Voraussetzung zur Teilnahme ist die erfolgreiche Ausbildung zum Rettungsschwimmer im Wasserrettungsdienst. Die jungen Wasserwachtler aus sechs Ortsgruppen des Landkreises erweiterten im Laufe des Kurses sowohl ihr theoretisches, als auch ihr praktischen Wissen. Sie lernten, wie bei Tauchunfällen reagiert werden muss, mit welchen besonderen Situationen speziell im Umgang mit Wasser zu rechnen ist, aber auch, wie im Ernstfall Funk oder Schriftliches erledigt werden muss. In der Praxis wurden zudem verschiedene Knoten, deren Anwendung, sowie der Umgang mit den verschiedenen Rettungsmitteln wie Wurfsack, Gurtretter und Spineboard intensiv geübt.

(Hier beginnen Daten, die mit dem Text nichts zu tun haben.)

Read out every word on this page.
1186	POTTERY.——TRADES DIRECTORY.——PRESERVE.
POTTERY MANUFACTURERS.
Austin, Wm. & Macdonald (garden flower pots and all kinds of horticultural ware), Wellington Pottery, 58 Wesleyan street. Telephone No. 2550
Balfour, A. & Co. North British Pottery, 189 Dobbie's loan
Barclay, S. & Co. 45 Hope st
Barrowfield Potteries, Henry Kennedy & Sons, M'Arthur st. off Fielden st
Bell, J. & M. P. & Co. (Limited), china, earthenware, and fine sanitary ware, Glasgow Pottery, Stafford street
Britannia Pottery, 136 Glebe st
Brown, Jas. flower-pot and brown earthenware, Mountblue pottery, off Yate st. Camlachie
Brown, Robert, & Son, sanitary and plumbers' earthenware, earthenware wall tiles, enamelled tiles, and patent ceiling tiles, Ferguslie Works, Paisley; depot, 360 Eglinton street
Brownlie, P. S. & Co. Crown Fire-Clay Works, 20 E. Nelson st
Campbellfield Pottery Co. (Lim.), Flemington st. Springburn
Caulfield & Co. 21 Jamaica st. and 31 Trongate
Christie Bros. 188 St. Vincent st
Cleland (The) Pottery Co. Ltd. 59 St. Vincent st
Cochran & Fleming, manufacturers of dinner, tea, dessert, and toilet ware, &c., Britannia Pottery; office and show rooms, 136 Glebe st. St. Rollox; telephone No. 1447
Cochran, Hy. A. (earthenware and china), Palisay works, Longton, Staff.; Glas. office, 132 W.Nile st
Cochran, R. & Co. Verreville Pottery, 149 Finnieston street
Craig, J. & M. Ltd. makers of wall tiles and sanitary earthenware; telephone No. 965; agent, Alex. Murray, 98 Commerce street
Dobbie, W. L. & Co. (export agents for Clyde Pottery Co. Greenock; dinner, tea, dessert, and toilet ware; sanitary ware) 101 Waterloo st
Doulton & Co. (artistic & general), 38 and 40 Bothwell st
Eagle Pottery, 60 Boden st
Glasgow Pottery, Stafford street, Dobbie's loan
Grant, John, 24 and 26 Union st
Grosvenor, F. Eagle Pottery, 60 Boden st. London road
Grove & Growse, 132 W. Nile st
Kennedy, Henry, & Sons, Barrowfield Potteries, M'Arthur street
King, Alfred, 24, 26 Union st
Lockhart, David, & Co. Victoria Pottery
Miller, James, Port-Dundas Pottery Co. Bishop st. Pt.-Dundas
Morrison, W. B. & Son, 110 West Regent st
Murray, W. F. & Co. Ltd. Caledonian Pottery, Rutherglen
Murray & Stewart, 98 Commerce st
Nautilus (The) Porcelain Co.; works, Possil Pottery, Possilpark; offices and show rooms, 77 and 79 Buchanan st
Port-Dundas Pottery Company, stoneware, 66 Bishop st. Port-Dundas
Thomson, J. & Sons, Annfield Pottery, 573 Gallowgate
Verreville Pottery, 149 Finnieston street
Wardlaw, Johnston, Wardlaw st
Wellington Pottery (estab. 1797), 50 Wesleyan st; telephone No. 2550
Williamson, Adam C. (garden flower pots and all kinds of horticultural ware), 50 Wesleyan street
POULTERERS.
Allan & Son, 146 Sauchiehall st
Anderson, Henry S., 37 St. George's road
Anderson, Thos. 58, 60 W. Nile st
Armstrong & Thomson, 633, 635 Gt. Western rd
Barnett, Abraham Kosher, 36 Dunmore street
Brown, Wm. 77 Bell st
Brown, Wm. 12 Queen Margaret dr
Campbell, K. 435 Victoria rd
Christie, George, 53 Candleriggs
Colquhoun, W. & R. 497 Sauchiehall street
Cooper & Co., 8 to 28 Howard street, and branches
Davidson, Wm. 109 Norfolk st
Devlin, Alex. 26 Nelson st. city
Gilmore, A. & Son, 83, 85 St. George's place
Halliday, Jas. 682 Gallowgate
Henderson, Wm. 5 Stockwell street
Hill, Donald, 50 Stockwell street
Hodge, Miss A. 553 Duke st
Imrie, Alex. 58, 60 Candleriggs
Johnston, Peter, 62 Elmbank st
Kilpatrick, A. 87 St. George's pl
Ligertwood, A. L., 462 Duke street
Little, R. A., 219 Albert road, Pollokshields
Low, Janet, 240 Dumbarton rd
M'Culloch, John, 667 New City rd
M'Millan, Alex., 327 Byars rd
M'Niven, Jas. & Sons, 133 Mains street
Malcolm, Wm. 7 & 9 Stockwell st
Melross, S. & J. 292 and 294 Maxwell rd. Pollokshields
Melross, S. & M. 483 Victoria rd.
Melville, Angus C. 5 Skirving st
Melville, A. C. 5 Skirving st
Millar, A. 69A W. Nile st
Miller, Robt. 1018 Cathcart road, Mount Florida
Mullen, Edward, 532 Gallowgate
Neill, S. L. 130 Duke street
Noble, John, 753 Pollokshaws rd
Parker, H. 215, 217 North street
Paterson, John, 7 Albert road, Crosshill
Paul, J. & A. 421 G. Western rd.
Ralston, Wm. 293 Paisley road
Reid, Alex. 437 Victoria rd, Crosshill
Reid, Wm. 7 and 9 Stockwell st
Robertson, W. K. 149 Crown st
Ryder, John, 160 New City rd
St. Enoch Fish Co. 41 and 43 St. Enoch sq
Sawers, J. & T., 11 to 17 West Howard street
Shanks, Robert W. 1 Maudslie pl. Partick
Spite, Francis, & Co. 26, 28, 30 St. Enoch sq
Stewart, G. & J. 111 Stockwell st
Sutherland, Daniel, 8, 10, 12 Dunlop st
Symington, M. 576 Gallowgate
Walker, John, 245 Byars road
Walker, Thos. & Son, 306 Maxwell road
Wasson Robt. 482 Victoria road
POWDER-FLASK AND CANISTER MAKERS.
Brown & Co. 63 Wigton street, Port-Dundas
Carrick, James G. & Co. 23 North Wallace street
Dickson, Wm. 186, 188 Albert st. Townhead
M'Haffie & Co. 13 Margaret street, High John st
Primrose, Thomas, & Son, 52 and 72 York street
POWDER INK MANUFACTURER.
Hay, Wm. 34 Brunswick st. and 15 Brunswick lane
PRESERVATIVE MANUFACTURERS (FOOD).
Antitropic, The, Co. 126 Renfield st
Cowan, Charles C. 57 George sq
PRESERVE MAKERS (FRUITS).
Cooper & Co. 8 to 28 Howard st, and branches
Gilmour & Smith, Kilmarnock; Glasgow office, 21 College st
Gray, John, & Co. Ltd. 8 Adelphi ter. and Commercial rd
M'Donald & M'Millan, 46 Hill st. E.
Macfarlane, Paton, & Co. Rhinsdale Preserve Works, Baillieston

Damit vor allem eine praxisnahe Ausbildung gewährleistet wird, beinhalteten jegliche Übungen auch das Retten und Versorgen von vermeintlich Verletzten und die Übergabe an den Rettungsdienst. Erschwerte Übungsbedingungen galt es bei den Praxisstationen an und im Regen zu bewältigen. Dieser Teil der Ausbildung zählt zum Fließretter, bei dem den Teilnehmern die besonderen Eigenschaften und das Verhalten in strömungsreichen Gewässern sowie die eigene Sicherung und die Rettung Verletzter aufgezeigt werden soll. Die Flussströmung führte den jungen Wasserwachtlern vor Augen, dass es gar nicht so einfach ist, den Abstand zum Hilfesuchenden richtig einzuschätzen, um ihm ein Rettungsmittel zuzuwerfen. Auch lernten sie, wo die Schwierigkeiten liegen, einen Ertrinkenden an Bord eines Bootes zu bekommen und dort zu versorgen.

Prüfung bestanden


Intensive Zusammenarbeit war dann auch bei der Abschlussprüfung am Steinberger See gefordert. Zwei Wasserwachts-Mitglieder aus der Ortsgruppe Bodenwöhr, zwei aus Burglengenfeld, vier aus Nabburg, fünf aus Schwarzenfeld, zwei aus Pfreimd und eines aus Maxhütte-Haidhof legten die Prüfung mit Erfolg ab und werden ihre Einsatzgruppen - sofern sie volljährig sind - ab sofort aktiv unterstützen können.